» School-Linked Partnership and Capacity Grants

Workstream

School-Linked Partnership and Capacity Grants

About this Workstream

The School-Linked Partnership and Capacity Grants are a one-time investment enabling educational entities to build the necessary capacity, infrastructure and partnerships needed to achieve a long-term and sustainable funding model. The program will provide a $550 million investment to support California’s educational system. This funding aims to improve fee-schedule readiness (i.e., increase the number of Local Educational Agencies (LEAs) who meet fee schedule’s operational requirements) and expand access by increasing the availability, equity and range of behavioral health services and growing capacity through training and development of infrastructure.

Managed by

  • DHCS

Strategic Area

Behavioral Health Ecosystem Infrastructure

Funding

$550 million

Timeline

2022-2023

Workstream Goals

Increase the number of students receiving preventive and early-intervention behavioral health services.

Support statewide implementation of school-linked fee schedule and behavioral health network of providers.

Increase the number of LEAs that meet the operational readiness requirements needed to join the behavioral health provider network and utilize the fee schedule.

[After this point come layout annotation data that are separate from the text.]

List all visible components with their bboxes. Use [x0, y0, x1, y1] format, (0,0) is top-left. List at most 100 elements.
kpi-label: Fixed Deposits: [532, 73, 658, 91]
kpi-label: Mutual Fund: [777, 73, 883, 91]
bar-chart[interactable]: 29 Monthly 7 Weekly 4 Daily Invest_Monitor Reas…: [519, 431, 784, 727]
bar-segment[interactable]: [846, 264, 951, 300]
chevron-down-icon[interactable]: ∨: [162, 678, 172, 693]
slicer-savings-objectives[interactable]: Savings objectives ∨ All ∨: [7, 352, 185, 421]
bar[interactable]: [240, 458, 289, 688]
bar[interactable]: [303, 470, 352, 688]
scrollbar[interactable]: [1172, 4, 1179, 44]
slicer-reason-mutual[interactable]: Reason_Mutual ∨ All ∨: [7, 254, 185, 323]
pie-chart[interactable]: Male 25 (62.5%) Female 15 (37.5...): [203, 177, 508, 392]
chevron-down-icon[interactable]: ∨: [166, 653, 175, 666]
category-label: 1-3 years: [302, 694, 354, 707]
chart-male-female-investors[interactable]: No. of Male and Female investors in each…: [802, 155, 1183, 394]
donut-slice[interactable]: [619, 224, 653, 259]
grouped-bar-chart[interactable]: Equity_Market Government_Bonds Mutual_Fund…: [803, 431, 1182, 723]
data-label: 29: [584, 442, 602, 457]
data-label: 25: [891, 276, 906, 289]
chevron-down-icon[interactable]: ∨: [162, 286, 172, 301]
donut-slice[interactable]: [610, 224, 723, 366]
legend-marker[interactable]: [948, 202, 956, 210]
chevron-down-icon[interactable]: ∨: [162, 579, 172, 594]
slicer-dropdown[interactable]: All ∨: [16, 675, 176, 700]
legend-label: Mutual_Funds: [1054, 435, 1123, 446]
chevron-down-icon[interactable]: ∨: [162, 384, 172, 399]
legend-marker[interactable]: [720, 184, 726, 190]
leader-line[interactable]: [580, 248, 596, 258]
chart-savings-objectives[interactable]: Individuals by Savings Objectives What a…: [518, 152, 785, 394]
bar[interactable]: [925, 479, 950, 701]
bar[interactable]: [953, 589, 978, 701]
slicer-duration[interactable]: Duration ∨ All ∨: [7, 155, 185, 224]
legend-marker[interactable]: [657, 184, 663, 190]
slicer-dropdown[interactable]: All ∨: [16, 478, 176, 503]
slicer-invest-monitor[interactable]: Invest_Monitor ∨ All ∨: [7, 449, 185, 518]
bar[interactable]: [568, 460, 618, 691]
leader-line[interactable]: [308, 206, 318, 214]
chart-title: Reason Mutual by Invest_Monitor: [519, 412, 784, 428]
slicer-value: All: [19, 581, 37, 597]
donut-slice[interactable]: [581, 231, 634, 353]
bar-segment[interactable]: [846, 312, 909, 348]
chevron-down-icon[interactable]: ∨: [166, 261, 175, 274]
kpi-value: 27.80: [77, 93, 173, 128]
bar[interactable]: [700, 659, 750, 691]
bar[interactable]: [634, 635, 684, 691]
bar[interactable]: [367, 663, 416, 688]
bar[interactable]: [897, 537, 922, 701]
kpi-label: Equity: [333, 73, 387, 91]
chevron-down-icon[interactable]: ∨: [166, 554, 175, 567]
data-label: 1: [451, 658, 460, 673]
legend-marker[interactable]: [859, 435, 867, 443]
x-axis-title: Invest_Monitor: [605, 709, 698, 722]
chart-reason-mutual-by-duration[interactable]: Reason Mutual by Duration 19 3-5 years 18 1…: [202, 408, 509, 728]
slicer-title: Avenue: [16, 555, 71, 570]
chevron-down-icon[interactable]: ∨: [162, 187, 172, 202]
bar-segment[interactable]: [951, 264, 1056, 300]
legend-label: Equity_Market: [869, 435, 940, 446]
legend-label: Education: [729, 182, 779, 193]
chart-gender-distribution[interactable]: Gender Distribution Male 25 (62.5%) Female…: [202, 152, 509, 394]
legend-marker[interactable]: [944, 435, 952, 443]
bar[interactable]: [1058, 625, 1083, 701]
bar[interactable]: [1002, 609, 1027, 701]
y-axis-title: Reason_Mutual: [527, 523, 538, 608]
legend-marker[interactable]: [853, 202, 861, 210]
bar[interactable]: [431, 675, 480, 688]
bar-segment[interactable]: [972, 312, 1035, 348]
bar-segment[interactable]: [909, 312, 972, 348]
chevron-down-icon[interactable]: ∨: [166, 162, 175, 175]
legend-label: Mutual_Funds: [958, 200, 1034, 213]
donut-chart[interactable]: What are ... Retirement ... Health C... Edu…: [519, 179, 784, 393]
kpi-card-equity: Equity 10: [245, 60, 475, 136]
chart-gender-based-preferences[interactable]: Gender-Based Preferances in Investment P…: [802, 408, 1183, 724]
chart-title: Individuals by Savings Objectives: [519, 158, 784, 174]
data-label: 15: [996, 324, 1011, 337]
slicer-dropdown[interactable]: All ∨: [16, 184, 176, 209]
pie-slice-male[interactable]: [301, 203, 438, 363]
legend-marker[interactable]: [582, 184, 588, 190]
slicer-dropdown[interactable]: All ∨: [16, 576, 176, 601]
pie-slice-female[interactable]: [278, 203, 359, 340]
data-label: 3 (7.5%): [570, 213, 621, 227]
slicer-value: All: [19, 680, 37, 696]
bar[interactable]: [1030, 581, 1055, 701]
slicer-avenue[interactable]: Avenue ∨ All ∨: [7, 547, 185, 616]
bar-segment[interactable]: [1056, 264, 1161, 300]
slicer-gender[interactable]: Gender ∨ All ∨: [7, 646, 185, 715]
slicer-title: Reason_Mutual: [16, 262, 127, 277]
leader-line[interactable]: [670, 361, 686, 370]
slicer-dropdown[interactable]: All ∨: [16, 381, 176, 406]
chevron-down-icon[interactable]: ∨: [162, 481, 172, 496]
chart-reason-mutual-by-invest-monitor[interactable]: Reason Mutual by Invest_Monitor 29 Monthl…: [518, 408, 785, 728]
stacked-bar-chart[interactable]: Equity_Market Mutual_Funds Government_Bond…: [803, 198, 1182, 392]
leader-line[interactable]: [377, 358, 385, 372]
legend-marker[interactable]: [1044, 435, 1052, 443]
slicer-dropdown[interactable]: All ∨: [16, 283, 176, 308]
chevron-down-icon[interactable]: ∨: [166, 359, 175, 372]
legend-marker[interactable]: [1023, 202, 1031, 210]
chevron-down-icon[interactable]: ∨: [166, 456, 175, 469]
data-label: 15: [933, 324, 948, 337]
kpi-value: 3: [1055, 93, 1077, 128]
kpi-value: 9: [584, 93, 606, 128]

This will ensure that one-time funds are used in a way that promotes long-term sustainability.

Increase availability, equity and range of behavioral health services in schools or school-linked settings by augmenting LEAs’ capabilities and capacity. This provides an opportunity for educational entities to increase capacity and expand service delivery in the nearer term. Similarly, investments in the systems around school-linked services can help expand access to behavioral health care in schools.

Provide direct grants to support new services for individuals 25 years of age and younger through schools, providers in school, school-affiliated community-based organizations or school-based health centers.

Key Achievements

Established grant allocation model for TK-12 schools.

Worked with COEs across the state to design a granting framework.

Partnered with Sacramento County Office of Education and Santa Clara County Office of Education to administer grant funds to all 58 county offices of education and provide them with technical assistance needed to implement the multi-payer fee schedule.

Outreach and Engagement:

  • Completed eight listening tours. 
  • Engaged ~350 educational partners and stakeholders (including youth). 
  • Collected insights from stakeholders to inform a landscape of behavioral health needs across early education, K-12, and higher education settings. 
  • Stakeholders generated ideas for improving school-linked behavioral health services with grant funding at or near school settings.
  • DHCS continues to engage with key partners from the education and health sectors to refine the grant design.

Aligned granting timeline with fee-schedule rollout to promote support.

Milestones

2024

Award $550 million in one-time funding grants to K-12 ($400 million) and institutions of higher education ($150 million).

2023

Defined preliminary grant administration strategy.